CONFESSES TO MURDER COMMITTED 20 YEARS AGO

George J. Cox Writes Letter Exonerating Fields Anderson From Charge of Killing Gimsley Halsey.

(Special to the Times-Dispatch) From the Richmond Times Dispatch in 1911

Bristol, Va., May 2, 1911 – The facts about a murder, for which an innocent Virginian was sentenced to be hanged twenty years ago, have just recently come to light, as the result of a confession on the part of the man who committed the killing. It was in the winter of 1890 that Grimsley Halsey, of Grayson county, was shot to death in a drunken row, as it then appeared, in Alleghaney county, N. C. Halsey, Fields Anderson and Edwin J. Cox, of Grayson county, Virginia men, had gone into North Carolina, and the fatal row followed. Cox made his escape, and was never apprehended, but Anderson was arrested and jailed at Sparta, N.C. As a result of the trial of Anderson, witnesses were placed upon the stand who swore that he killed Halsey. Anderson was convicted and sentenced to be hanged. His friends feeling confident that he was innocent, went to the Sparta jail and liberated him one week ahead of the date for the execution. Anderson hastened away to the West, where he is supposed to still reside. His mother, in company with her brother, H. M. Jenkins, who now resides at Flatridge, in Grayson county, Va., started for the West to join her son. The train on which she was riding was wrecked, and Mrs. Anderson was among the passengers who met death in the wreck. This was early in the year 1891.
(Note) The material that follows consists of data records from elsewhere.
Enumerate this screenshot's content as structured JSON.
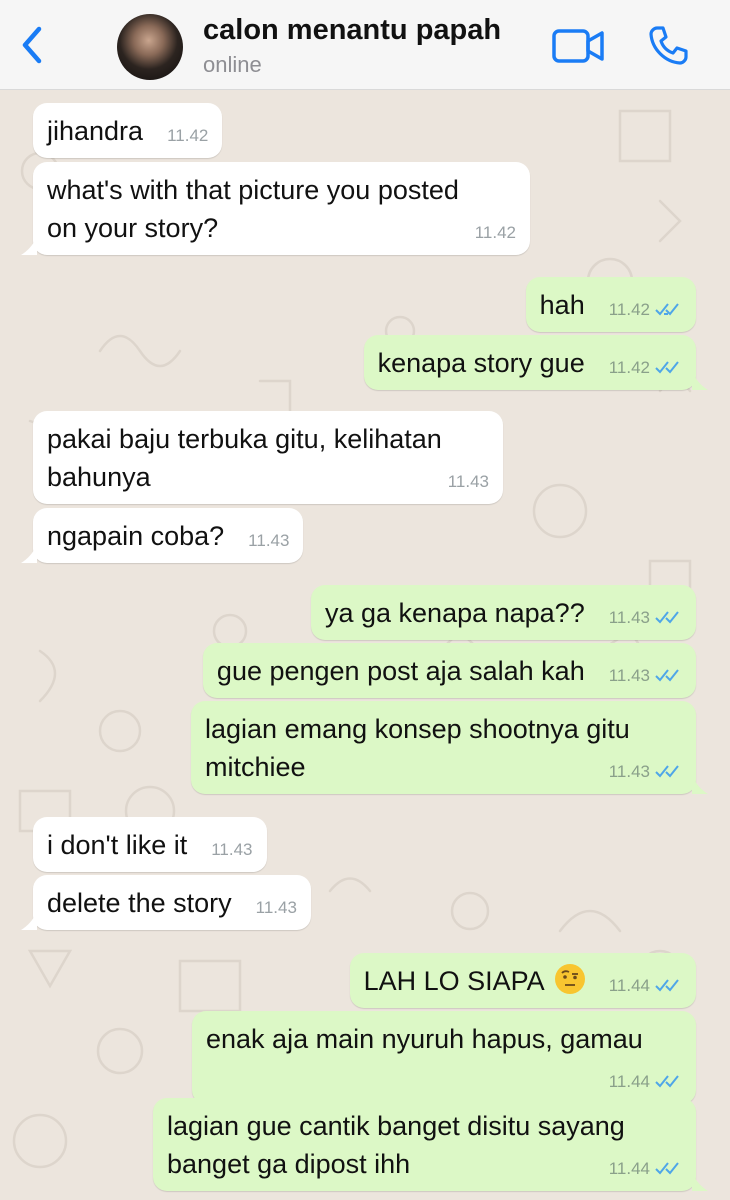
{
  "header": {
    "contact_name": "calon menantu papah",
    "status": "online",
    "back_icon": "chevron-left-icon",
    "video_icon": "video-camera-icon",
    "call_icon": "phone-icon",
    "accent_color": "#1a7cf5"
  },
  "messages": [
    {
      "direction": "in",
      "text": "jihandra",
      "time": "11.42"
    },
    {
      "direction": "in",
      "text": "what's with that picture you posted\non your story?",
      "time": "11.42"
    },
    {
      "direction": "out",
      "text": "hah",
      "time": "11.42"
    },
    {
      "direction": "out",
      "text": "kenapa story gue",
      "time": "11.42"
    },
    {
      "direction": "in",
      "text": "pakai baju terbuka gitu, kelihatan\nbahunya",
      "time": "11.43"
    },
    {
      "direction": "in",
      "text": "ngapain coba?",
      "time": "11.43"
    },
    {
      "direction": "out",
      "text": "ya ga kenapa napa??",
      "time": "11.43"
    },
    {
      "direction": "out",
      "text": "gue pengen post aja salah kah",
      "time": "11.43"
    },
    {
      "direction": "out",
      "text": "lagian emang konsep shootnya gitu\nmitchiee",
      "time": "11.43"
    },
    {
      "direction": "in",
      "text": "i don't like it",
      "time": "11.43"
    },
    {
      "direction": "in",
      "text": "delete the story",
      "time": "11.43"
    },
    {
      "direction": "out",
      "text": "LAH LO SIAPA",
      "emoji": "face-with-raised-eyebrow",
      "time": "11.44"
    },
    {
      "direction": "out",
      "text": "enak aja main nyuruh hapus, gamau",
      "time": "11.44"
    },
    {
      "direction": "out",
      "text": "lagian gue cantik banget disitu sayang\nbanget ga dipost ihh",
      "time": "11.44"
    }
  ],
  "colors": {
    "incoming_bubble": "#ffffff",
    "outgoing_bubble": "#dcf8c6",
    "read_ticks": "#4fa6e8",
    "wallpaper": "#ece5dd"
  }
}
Cox’s letter of confession was written November 1, 1910, but was not mailed until the 12th day of last month (April 1911), and the date mark is too obscure to decipher the place from which the letter was mailed.

In this letter he declares that Anderson had nothing to do with the murder, and that he killed Halsey himself, his act being in self-defense. He requests that some of Anderson’s friends will see that he gets a copy of the letter.